Ten of the seventeen remaining quotes can be understood to refer to the President of the Church (a few refer to Old Testament prophets, who conceptually bring to mind the president of the Church more than the other leadership, I suspect). The other quotes refer to “the men who preside over his Church,” “holy men,” (59), “various offices” (60), “leaders” (61), “those whom the Lord has called to lead us” (63), “these men whom God has raised up to preside” (64) and a few other similar descriptors. It’s interesting to note that almost all of Smith’s quotes about sustaining the President of the Church are excerpts from talks which preceded his own administering in that office.

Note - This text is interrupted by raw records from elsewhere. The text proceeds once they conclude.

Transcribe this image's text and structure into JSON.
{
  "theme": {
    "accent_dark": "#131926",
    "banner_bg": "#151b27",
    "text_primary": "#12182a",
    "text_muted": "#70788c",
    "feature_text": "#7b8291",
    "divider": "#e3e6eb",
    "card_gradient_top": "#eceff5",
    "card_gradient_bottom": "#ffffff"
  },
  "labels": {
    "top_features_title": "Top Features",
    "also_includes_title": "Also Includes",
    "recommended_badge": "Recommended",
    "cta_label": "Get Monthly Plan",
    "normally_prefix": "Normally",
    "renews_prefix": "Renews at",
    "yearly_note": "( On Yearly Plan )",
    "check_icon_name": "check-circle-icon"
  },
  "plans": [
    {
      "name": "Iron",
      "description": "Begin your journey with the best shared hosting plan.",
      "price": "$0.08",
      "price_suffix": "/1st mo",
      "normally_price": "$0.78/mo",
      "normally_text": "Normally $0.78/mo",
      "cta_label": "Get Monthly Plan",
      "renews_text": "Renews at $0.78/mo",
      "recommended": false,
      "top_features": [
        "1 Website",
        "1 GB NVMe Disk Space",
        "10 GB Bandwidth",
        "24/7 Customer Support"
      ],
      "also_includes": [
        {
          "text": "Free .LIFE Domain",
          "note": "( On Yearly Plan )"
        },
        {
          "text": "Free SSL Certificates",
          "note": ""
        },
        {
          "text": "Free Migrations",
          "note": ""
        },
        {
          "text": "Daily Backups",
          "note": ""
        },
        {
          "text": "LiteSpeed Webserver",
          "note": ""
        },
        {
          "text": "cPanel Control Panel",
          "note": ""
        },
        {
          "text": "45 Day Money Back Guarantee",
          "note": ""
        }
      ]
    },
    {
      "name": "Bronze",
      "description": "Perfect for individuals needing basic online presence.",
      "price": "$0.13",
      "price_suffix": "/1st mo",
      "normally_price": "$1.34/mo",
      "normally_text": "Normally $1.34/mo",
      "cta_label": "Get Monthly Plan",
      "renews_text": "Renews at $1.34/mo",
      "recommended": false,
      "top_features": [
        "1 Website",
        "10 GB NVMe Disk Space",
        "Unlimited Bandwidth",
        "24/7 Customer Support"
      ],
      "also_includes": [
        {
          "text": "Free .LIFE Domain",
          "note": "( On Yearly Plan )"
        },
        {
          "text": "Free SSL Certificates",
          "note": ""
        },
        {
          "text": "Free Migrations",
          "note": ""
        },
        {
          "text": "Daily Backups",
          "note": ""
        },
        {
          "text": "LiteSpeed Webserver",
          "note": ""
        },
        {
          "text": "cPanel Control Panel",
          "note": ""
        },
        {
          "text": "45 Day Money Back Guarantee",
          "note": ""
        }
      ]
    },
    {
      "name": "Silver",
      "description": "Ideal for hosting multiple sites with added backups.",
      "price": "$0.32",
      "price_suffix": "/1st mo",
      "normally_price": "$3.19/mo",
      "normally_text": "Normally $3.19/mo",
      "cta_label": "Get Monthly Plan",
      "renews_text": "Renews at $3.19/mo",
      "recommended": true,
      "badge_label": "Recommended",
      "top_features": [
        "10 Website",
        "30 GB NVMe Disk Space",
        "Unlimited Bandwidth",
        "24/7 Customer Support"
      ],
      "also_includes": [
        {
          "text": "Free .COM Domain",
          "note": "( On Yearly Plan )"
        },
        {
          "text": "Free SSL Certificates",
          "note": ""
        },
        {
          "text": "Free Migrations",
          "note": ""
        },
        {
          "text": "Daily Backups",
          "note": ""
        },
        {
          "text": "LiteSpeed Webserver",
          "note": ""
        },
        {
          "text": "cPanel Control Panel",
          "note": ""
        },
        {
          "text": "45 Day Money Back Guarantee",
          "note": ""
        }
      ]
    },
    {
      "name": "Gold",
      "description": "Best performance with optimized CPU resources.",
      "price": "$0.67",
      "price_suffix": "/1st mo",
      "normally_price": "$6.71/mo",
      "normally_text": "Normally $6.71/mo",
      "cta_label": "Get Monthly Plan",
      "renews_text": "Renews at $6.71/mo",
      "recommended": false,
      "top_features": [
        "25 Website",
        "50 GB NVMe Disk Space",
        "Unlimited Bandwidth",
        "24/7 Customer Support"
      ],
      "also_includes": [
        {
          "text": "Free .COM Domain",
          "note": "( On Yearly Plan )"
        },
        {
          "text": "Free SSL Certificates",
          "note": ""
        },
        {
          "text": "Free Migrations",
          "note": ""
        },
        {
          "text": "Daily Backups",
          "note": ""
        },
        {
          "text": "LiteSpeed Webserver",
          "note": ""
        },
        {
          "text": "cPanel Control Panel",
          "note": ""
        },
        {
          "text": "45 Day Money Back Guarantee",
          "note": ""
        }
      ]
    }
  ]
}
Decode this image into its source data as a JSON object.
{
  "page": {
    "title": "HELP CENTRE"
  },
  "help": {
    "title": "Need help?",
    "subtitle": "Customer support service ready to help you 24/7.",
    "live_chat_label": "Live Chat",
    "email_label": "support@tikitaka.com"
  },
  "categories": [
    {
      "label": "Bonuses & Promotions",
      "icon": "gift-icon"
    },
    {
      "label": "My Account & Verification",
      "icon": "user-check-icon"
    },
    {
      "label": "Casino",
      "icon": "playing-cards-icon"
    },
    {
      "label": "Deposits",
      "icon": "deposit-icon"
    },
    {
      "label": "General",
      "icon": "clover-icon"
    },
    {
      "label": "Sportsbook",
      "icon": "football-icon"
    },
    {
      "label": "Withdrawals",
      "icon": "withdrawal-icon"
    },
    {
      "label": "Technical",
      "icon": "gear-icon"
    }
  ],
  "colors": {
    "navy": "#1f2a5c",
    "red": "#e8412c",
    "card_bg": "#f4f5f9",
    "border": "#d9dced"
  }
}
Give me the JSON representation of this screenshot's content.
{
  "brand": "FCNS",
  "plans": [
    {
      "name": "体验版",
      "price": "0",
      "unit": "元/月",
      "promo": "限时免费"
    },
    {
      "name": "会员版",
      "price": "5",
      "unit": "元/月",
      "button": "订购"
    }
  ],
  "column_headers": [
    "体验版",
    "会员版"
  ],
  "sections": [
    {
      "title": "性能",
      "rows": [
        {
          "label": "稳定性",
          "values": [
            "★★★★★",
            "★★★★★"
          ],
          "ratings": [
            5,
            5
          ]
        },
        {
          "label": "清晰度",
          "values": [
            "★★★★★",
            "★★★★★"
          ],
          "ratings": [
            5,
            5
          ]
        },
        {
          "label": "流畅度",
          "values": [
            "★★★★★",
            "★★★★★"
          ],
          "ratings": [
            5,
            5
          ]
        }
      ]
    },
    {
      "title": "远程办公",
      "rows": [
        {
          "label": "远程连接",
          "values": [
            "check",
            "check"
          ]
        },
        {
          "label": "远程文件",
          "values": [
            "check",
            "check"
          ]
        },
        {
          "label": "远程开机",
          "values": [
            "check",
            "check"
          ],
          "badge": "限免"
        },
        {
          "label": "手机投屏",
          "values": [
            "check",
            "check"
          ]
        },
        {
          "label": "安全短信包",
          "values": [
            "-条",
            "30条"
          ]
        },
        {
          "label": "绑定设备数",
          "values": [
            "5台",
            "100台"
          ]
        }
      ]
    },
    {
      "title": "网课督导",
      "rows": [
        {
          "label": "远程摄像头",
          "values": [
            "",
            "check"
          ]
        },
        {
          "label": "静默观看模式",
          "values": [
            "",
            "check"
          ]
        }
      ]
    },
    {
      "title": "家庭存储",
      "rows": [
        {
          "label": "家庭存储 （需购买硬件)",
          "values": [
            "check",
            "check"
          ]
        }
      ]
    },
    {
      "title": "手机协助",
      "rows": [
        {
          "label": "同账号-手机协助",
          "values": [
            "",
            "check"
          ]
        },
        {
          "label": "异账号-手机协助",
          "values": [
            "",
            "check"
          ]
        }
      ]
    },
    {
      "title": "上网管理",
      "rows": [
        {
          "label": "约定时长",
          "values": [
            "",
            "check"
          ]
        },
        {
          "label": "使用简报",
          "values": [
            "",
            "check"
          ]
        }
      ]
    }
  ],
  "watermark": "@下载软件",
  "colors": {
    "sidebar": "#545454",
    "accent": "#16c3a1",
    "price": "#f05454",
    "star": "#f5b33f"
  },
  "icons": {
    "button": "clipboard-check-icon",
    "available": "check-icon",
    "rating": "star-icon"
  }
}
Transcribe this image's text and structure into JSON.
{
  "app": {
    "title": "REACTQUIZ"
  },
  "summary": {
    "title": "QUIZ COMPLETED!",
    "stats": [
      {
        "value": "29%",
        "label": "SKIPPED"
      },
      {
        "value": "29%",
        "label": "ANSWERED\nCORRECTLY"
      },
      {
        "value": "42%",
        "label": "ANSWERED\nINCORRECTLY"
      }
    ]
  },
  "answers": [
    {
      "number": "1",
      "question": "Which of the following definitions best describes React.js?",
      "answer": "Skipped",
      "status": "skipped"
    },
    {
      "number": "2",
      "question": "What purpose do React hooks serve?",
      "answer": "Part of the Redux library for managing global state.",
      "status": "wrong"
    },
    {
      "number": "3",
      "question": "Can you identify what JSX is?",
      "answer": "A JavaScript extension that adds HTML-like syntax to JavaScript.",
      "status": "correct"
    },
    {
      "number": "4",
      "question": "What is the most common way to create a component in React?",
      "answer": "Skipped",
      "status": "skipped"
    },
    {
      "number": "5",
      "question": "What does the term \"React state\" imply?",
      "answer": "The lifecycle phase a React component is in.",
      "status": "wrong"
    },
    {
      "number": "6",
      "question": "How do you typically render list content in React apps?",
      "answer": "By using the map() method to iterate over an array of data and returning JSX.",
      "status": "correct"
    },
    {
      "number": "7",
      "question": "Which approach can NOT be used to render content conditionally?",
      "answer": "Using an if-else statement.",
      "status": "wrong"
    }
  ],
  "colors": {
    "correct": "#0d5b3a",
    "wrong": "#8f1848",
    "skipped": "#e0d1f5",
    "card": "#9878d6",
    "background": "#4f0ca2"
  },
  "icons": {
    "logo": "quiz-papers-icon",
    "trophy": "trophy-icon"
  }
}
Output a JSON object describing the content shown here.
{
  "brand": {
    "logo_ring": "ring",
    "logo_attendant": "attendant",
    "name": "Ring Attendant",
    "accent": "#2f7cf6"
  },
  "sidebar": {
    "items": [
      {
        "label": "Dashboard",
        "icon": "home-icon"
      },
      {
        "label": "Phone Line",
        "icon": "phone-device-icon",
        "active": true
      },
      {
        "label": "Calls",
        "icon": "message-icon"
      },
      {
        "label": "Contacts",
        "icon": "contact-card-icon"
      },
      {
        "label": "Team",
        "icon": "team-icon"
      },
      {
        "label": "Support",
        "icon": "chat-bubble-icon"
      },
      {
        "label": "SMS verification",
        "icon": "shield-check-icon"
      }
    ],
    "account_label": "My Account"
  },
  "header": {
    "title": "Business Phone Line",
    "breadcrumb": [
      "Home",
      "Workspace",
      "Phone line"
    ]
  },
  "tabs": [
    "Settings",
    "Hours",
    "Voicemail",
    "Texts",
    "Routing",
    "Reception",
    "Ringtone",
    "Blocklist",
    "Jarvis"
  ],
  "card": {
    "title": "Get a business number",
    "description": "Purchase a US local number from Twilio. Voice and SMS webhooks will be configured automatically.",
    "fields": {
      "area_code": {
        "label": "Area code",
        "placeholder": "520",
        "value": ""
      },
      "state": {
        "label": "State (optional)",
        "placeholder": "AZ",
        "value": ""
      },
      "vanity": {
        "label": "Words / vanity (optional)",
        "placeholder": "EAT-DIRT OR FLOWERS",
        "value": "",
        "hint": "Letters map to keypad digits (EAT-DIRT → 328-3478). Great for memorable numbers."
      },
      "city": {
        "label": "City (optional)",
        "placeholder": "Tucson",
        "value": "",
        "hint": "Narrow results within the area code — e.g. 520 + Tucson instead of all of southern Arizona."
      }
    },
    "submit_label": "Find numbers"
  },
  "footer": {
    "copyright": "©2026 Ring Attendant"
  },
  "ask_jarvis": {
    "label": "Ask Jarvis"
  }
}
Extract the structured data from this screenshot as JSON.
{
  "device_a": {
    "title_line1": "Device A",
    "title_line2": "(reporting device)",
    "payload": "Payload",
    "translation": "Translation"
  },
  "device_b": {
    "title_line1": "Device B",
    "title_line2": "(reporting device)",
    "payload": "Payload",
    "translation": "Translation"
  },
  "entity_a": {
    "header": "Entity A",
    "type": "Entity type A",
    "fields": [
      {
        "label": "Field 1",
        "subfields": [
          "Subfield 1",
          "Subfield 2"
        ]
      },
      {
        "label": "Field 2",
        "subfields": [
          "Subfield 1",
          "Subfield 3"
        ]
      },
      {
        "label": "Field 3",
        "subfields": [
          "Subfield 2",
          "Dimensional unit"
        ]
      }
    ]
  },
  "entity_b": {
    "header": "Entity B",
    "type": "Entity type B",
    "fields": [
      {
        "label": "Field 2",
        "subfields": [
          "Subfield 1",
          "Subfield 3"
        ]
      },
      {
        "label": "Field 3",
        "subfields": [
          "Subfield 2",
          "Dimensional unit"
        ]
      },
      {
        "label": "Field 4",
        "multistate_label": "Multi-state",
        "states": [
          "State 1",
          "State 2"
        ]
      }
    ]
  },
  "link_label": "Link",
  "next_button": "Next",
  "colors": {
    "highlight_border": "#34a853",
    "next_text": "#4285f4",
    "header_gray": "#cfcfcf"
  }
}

One quote refers directly to local leadership, as Smith describes the sustaining process that occurs at Stake Conferences (61). None refer directly to women (Relief Society Presidencies and other callings) although in practice women auxiliary presidencies and local leadership receive similar sustaining votes. Thus, the thrust of this lesson (which immediately follows “The Holy Priesthood–for the Blessing of God’s Children) seems to be on sustaining priesthood holders specifically. A perfect addition to the lesson would include discussion about sustaining women in the Church. Teachers could prepare quotes and references on this beforehand, or class participants can raise the issue during class discussion.3
In part 2 I suggest a few discussion questions teachers might ask and add a few references which help flesh-out the overall content.
1. Other quotes in the lesson speak of prophets as men with “human frailties, they will make mistakes,” (63) and he also refers to the heavy “burdens” carried by the President (64). These selections provide a good opportunity to discuss some of the emotional and physical difficulties George Albert Smith faced during his life, if the Spirit so directs. See J. Stapley, “Mental Illness and George Albert Smith,” bycommonconsent.com, 4 January 2012.
2. See “The Church with Divine Authority,” Deseret News, Sept. 28, 1946, Church section, 6, 9. On the succession question, see D. Michael Quinn, “The Mormon Succession Crisis of 1844,” BYU Studies 16 (Winter 1976): 187-233. Even this article is a bit dated. It is, needless to say, a fairly controversial part of our history. A decent overview of the official story of the succession is Brent L. Top and Lawrence R. Flake, “The Kingdom of God Will Roll On”: Succession in the Presidency,” Ensign, August 1996.
3. No single lesson appears to focus specifically on women. One chapter, “Bringing Up Children in Light and Truth,” discusses children specifically.